Le pari de Youssoufi

Dans cette ronde folle, les observateurs avaient bien peu de choses à se mettre sous la dent. La discrétion, caractère marquant du nouveau Premier ministre, qui allait d’ailleurs se confirmer par la suite, ne leur laissait accès à pratiquement aucun élément. Depuis cet après-midi du 4 février 1998, quand fut annoncée la nomination par feu SM Hassan II de Me Abderrahman Youssoufi, premier secrétaire de l’USFP au poste de Premier ministre, ils en étaient réduits à extrapoler à partir d’échos de rencontres, d’indiscrétions de ministrables euphoriques un jour, déçus le lendemain.
Il faut dire Me Youssoufi, conscient de la lourde tache qui lui a été confiée, ne perdait pas une minute en déclarations. Il allait devoir réussir la gageure de rassembler en un ensemble cohérent tout un panel de formations politiques, sur la base d’une arithmétique politique respectant la carte issue des élections, qui était loin de concorder avec les ambitions, souvent les exigences, des uns et des autres. En vieux routier des arcanes de la politique, le nouveau Premier ministre allait s’y atteler séance tenante.
Dès l’après-midi du 4 février 1998, quelques heures à peine après sa nomination, il se réunissait avec les membres du Bureau politique de l’USFP. Une première séance de QG destinée à cadrer les enjeux et tracer les grandes lignes de l’équipe qui aurait à gérer les affaires de l’Etat. Premiers accrocs, puisque la participation elle-même de l’USFP au gouvernement n’a pas encore été tranchée. On ne s’y attardera guère. Dès le 7 février, une réunion du conseil national de l’USFP, houleuse mais fructueuse, donne carte blanche à Abderrahman Youssoufi.
Les choses sérieuses commencent. Le parti de l’Istiqlal est en tête de liste des interlocuteurs inévitables. Si ce dernier avait dès le 3 février annoncé son soutien au leader de l’USFP, les choses n’en étaient pas pour autant acquises. Un tête à tête Youssoufi-Boucetta clarifie les choses, avant que les tractations ne soient lancées le 9 février 1998 avec la direction du parti de l’Istiqlal.

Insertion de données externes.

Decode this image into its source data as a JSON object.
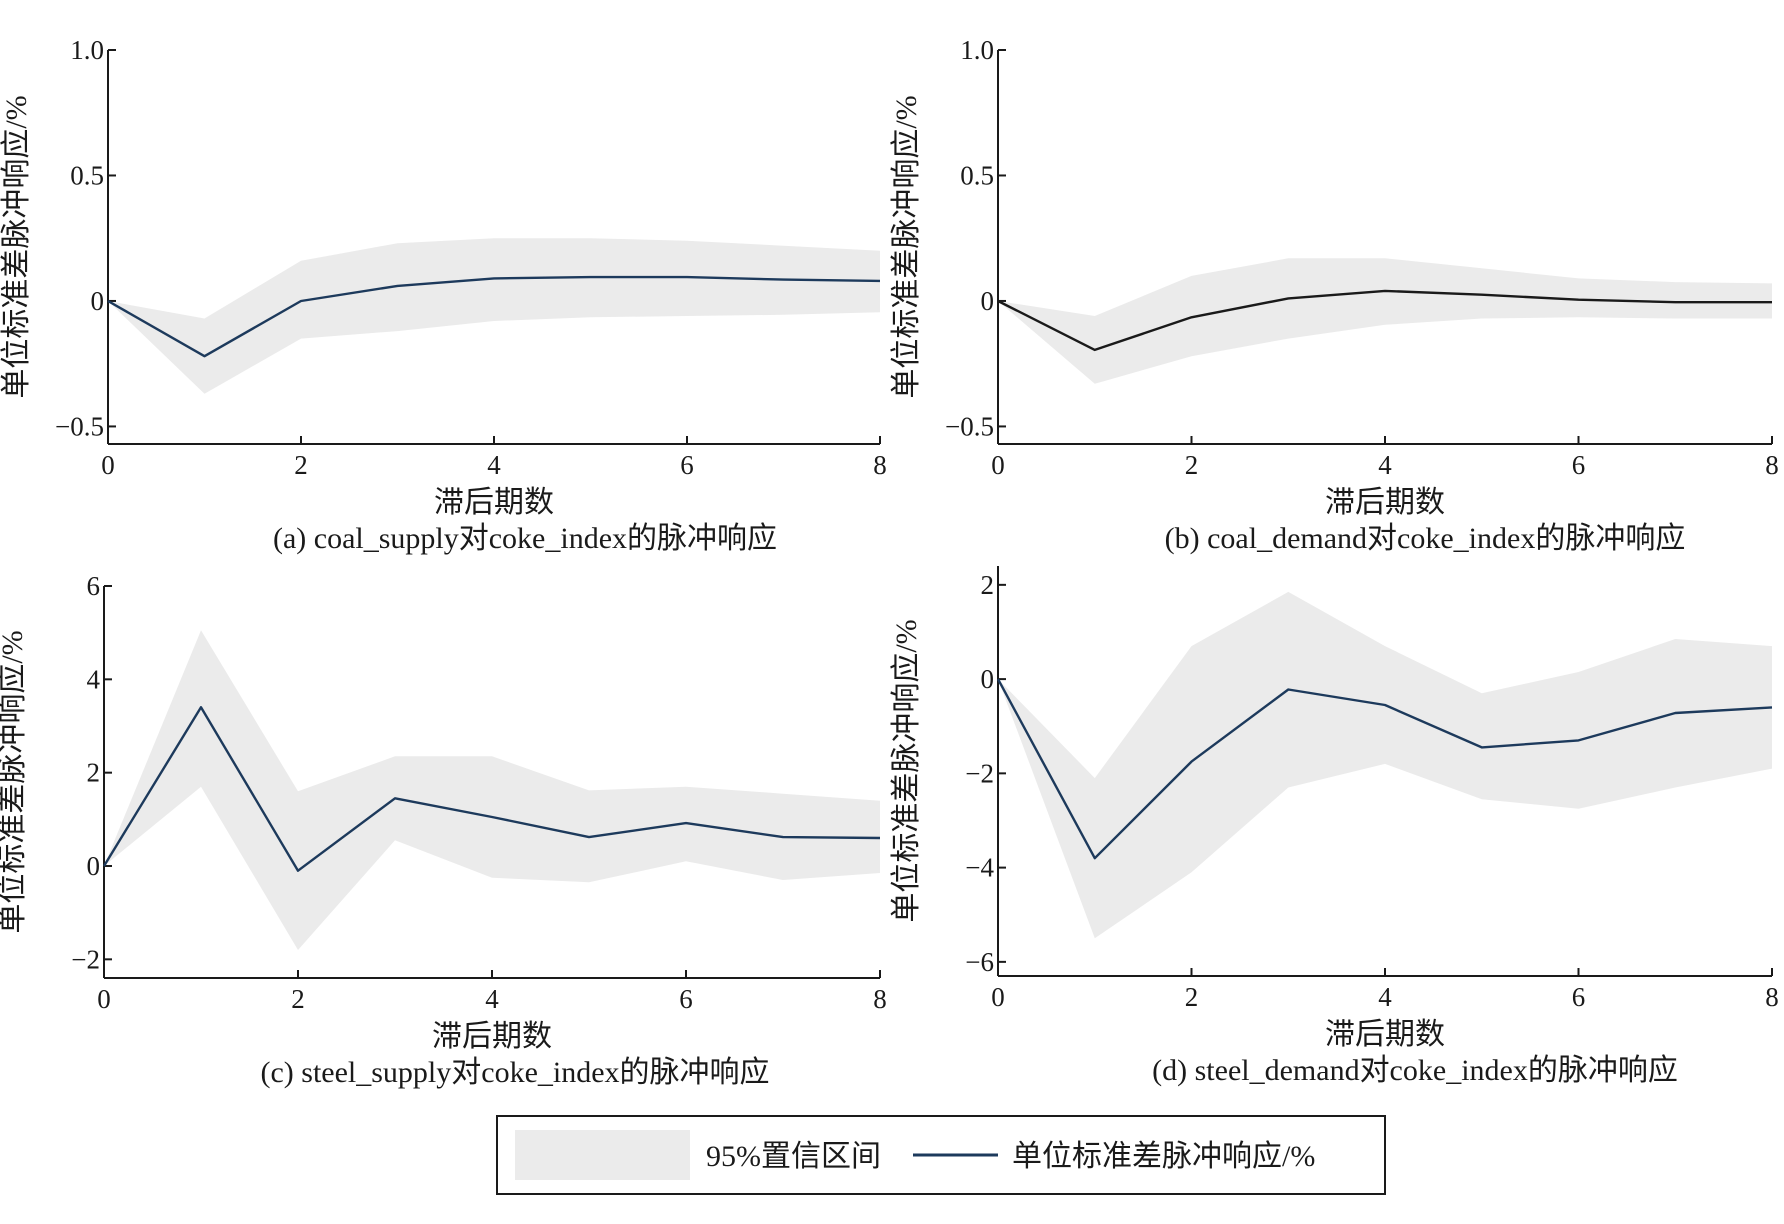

Un écueil de taille subsiste. Les istiqlaliens mettent en avant les décisions du congrès extraordinaire du parti, tenu le 14 décembre 1997, qu’il faudra attendre le nouveau congrès, heureusement prévu pour le 20 février 1998, afin de remettre en question. En attendant, officiellement, les istiqlaliens, qui avaient dénoncé le scrutin de novembre 1997, ne participent pas au cabinet Youssoufi en élaboration.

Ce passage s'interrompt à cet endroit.